Signatures conform to the Signature interface:
| Field | Description |
|---|---|
r | First 32 bytes of the signature |
s | Second 32 bytes of the signature |
v | Recovery identifier |
fullSignature | Complete hex-encoded signature string |
EIP-1193 Provider Integration
The SDK exposes an EIP-1193 compatible provider for signing through standard Web3 libraries:
const provider = sdk.getProvider();
// personal_sign: converts hex or UTF-8 messages to bytes
await provider.request({
method: "personal_sign",
params: [message, address],
});
// eth_signTypedData_v4: parses JSON typed data
await provider.request({
method: "eth_signTypedData_v4",
params: [address, JSON.stringify(typedData)],
});With ethers.js
import { BrowserProvider } from "ethers";
const ethersProvider = new BrowserProvider(sdk.getProvider());
const signer = await ethersProvider.getSigner();
const signature = await signer.signMessage("Hello, NERO!");With viem
import { createWalletClient, custom } from "viem";
const client = createWalletClient({
transport: custom(sdk.getProvider()),
});Error Handling
| Error Code | Scenario | Thrown By |
|---|---|---|
NO_WALLET | Signing attempted before wallet creation | SDK signing method guards |
INVALID_NONCE_COMMITMENT | Backend provided malformed nonce | SigningClient validation |
INVALID_PARTIAL_SIGNATURE | Backend partial signature verification failed | SigningClient verification logic |
Security Model
- No Full Key Reconstruction: During signing operations, the full private key is never reconstructed on the client. Only partial signatures are computed locally.

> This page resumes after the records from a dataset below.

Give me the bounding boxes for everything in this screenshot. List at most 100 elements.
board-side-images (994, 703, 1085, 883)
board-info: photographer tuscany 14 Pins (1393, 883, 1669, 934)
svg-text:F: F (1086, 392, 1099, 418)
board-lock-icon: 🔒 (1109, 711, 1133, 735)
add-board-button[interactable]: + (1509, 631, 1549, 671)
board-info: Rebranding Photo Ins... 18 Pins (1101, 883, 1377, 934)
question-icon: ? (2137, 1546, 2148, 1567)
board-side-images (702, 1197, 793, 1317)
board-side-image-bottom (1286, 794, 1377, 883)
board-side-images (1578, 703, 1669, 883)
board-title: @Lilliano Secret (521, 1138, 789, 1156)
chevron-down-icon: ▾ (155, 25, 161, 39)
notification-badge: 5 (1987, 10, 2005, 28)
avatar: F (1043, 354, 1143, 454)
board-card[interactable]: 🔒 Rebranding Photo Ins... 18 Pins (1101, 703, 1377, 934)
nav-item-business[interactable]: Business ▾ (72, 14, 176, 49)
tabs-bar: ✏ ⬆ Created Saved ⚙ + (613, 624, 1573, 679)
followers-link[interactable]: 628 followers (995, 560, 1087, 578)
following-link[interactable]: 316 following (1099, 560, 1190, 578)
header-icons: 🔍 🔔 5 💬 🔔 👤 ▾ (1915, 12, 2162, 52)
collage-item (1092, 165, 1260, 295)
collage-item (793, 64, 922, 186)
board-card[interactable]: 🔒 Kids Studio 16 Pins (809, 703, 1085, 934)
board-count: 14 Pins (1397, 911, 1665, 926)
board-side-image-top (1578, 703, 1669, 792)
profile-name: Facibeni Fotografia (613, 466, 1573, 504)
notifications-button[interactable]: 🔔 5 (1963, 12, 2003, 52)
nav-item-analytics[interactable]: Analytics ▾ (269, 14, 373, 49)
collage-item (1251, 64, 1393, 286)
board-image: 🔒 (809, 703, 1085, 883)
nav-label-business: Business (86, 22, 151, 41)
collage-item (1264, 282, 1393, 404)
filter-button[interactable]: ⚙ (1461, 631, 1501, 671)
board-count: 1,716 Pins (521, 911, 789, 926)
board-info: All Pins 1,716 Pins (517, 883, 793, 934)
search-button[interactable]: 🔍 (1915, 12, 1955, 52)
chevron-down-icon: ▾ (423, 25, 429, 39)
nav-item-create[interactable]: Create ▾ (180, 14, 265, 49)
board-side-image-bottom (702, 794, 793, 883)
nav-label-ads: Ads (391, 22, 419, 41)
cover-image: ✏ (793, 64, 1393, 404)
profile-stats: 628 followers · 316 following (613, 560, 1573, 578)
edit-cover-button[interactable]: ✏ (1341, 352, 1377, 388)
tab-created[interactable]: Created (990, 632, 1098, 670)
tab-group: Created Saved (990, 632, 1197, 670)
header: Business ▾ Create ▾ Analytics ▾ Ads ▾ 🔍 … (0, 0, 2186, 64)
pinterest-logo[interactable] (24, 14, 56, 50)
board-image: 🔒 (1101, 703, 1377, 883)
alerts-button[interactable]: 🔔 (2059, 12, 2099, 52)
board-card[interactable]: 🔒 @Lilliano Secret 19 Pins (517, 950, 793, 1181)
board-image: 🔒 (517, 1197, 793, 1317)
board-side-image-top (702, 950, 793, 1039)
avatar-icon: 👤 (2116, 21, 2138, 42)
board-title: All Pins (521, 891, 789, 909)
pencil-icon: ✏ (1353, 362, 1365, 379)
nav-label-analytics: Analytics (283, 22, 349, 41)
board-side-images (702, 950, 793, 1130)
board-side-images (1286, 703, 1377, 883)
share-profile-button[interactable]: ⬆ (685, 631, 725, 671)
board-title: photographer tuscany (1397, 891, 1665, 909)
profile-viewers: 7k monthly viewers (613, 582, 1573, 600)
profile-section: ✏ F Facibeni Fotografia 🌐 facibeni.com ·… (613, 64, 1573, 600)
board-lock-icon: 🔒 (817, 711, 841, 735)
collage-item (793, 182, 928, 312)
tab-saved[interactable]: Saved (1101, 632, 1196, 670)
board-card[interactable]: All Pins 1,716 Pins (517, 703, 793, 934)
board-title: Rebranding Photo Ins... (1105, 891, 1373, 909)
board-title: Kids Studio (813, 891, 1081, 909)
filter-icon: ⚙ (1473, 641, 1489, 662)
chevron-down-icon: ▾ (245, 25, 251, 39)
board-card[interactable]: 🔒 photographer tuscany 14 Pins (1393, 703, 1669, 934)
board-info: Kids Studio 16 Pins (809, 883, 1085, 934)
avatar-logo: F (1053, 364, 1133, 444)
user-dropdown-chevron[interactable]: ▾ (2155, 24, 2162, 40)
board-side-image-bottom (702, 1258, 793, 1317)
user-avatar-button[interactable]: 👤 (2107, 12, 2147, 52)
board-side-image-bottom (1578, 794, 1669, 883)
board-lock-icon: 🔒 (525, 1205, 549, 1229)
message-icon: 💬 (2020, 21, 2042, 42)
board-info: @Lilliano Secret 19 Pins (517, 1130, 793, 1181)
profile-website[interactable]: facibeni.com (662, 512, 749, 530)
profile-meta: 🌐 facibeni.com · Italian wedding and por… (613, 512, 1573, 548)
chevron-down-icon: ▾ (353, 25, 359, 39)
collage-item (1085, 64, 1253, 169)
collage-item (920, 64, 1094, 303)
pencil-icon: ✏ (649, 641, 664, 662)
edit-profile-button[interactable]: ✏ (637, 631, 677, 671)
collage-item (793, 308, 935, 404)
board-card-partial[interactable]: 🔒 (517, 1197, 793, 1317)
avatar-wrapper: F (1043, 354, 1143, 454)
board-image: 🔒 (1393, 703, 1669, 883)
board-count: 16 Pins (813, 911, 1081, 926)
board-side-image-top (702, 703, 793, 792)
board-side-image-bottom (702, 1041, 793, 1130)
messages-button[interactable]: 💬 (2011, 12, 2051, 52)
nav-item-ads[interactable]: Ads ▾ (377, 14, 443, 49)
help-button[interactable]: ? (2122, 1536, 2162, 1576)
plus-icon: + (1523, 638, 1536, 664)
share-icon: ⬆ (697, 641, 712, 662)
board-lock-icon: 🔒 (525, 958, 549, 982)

- Share Protection: Client shares are stored encrypted in
IndexedDBStorageorMemoryStorageusing a device-specific key.
The threshold signature protocol ensures that neither party alone can forge signatures without the other's participation, maintaining non-custodial security while enabling responsive UX through client-side partial signature generation.